「焼却炉」に出演するかりん㊧と篠塚大輝
アイドルグループ「timelesz」の篠塚大輝(23)が、映画「焼却炉」(内田俊太郎監督、2027年公開)でスクリーンデビューすることが18日、分かった。
原作は、作家・江國香織さんの短編集「すいかの匂い」(新潮文庫)に収録された一編。周囲になじめない小学4年の主人公・宮田梢が、影絵サークルの大学生・すずきじんた(篠塚)と出会い、じんたが気になるようになっていく。今作で俳優デビューとなるかりん(11)が梢を演じた。
今作は7月にチェコで開催される「第60回カルロヴィ・ヴァリ国際映画祭」に出品され、ワールドプレミアの開催が決定した。同映画祭は1946年に始まり、毎年国内外の約200作品のワールドプレミア、インターナショナルプレミアを行っている。国際映画製作者連盟公認の映画祭で、カンヌやベルリンなどで評価の高かった作品の上映が行われるなど、世界の映画祭をにぎわせた作品が一堂に会する映画祭でもある。昨年は第78回カンヌ国際映画祭コンペティション部門に出品された早川千絵監督の「ルノワール」も上映された。

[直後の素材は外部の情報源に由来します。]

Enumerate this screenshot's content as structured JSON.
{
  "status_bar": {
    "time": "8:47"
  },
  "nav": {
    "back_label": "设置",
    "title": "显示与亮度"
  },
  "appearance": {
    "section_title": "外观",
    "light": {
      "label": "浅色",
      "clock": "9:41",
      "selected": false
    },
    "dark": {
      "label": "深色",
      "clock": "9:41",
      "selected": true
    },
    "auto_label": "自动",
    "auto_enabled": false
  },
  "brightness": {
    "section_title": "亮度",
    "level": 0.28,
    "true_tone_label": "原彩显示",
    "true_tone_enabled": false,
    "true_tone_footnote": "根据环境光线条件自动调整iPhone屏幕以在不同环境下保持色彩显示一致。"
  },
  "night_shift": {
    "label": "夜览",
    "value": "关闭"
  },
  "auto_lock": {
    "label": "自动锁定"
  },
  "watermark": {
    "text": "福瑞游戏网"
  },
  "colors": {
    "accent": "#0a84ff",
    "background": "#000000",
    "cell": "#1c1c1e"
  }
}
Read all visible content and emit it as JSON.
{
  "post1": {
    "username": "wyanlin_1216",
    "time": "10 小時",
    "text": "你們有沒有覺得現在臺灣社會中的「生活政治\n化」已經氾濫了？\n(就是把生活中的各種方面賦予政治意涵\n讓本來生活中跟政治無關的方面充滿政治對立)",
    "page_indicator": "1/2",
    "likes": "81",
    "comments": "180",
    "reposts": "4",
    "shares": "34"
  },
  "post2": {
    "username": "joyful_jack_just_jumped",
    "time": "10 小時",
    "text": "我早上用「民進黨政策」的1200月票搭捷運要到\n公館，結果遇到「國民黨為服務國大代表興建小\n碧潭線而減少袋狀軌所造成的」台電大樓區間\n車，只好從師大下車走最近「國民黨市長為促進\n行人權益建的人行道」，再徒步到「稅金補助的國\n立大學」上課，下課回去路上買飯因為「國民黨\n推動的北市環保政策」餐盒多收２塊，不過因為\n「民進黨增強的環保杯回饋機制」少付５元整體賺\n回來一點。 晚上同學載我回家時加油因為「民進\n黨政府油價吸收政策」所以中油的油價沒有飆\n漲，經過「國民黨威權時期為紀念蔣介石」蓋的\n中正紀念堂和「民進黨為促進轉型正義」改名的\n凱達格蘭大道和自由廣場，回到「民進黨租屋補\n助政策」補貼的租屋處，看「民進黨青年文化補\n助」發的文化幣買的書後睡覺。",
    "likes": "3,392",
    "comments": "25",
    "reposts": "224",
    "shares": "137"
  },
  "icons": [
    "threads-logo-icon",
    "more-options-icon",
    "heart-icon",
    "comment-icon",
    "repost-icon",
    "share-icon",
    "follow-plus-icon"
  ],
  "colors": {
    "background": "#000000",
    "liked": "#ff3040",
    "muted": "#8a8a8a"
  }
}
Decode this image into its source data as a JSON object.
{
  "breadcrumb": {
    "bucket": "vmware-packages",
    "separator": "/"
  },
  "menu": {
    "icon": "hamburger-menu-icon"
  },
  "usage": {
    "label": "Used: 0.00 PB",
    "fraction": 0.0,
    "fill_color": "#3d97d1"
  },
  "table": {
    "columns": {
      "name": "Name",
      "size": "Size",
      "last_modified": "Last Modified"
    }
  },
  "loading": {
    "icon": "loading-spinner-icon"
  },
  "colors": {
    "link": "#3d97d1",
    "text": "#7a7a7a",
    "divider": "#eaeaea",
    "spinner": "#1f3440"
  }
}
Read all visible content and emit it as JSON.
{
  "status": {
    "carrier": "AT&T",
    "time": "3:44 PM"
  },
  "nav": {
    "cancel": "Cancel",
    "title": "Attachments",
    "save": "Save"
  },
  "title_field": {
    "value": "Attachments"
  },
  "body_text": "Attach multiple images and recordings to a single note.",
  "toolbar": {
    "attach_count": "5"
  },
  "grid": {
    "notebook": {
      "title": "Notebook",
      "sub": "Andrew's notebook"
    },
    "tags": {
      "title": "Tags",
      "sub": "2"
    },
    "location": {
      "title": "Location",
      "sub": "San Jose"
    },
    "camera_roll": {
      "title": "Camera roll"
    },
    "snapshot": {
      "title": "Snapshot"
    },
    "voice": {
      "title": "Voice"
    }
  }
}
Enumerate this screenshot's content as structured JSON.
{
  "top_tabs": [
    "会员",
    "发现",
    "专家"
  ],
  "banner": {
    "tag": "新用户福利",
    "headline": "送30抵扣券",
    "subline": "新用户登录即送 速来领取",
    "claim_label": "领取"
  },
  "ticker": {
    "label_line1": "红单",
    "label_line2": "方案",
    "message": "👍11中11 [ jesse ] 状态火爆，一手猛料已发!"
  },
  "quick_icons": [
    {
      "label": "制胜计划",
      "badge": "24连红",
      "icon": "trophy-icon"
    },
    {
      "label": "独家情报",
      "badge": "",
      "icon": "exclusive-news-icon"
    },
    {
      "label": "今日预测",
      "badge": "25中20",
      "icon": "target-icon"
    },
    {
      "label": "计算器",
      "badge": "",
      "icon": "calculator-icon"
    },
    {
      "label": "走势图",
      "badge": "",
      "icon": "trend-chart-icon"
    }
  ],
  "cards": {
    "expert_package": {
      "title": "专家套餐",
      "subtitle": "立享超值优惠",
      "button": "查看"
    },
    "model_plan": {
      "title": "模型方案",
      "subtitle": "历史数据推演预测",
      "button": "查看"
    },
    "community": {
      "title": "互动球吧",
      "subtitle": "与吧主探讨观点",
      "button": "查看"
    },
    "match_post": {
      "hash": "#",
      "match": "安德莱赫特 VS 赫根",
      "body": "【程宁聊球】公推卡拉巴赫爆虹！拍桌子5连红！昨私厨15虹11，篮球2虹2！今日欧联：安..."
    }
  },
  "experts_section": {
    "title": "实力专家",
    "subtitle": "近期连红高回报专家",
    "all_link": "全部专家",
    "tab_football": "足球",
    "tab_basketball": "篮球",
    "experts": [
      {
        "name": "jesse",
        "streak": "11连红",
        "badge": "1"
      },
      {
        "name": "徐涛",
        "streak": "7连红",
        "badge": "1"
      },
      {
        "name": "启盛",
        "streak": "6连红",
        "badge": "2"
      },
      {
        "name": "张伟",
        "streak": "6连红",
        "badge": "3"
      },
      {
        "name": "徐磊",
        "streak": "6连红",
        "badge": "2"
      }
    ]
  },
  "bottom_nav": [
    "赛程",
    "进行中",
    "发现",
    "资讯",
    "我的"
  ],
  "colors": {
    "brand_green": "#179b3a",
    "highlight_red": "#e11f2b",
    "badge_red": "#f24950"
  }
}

かりんは昨年夏の撮影を振り返り「初めての映画で、主演という立場を経験できてうれしかったです。1カ月間あった撮影があんなに短くなるなんて思っていなくて、今まで見ていた映画の世界を自分が体験できて、夏休みのイイ思い出になりました」と喜んだ。「撮影が終わってずいぶんとたった時に『映画が映画祭に入った』と言われて、びっくりしました。海外の映画祭に入ってほしいと思っていたので、映画祭に行くのを楽しみにしています」とコメント。
篠塚は「初めて映画の現場に立たせていただき、すべての瞬間が新鮮で、圧倒されるような毎日でした。『役として生きる』という経験は、難しさもありましたが、監督をはじめ、皆さんに支えられ、全力で駆け抜けることができました。自分にとって、忘れられない大切な作品です」と映画初出演をかみしめた。さらに「歴史あるカルロヴィ・ヴァリ国際映画祭の公式コンペティションに選出されたこと、おめでとうございます。驚きと同時にそんな作品に関われたことに深い喜びを感じております。この『焼却炉』という作品がどのように受け止められ、観客の皆さんの心に届くのか、楽しみです」と語っている。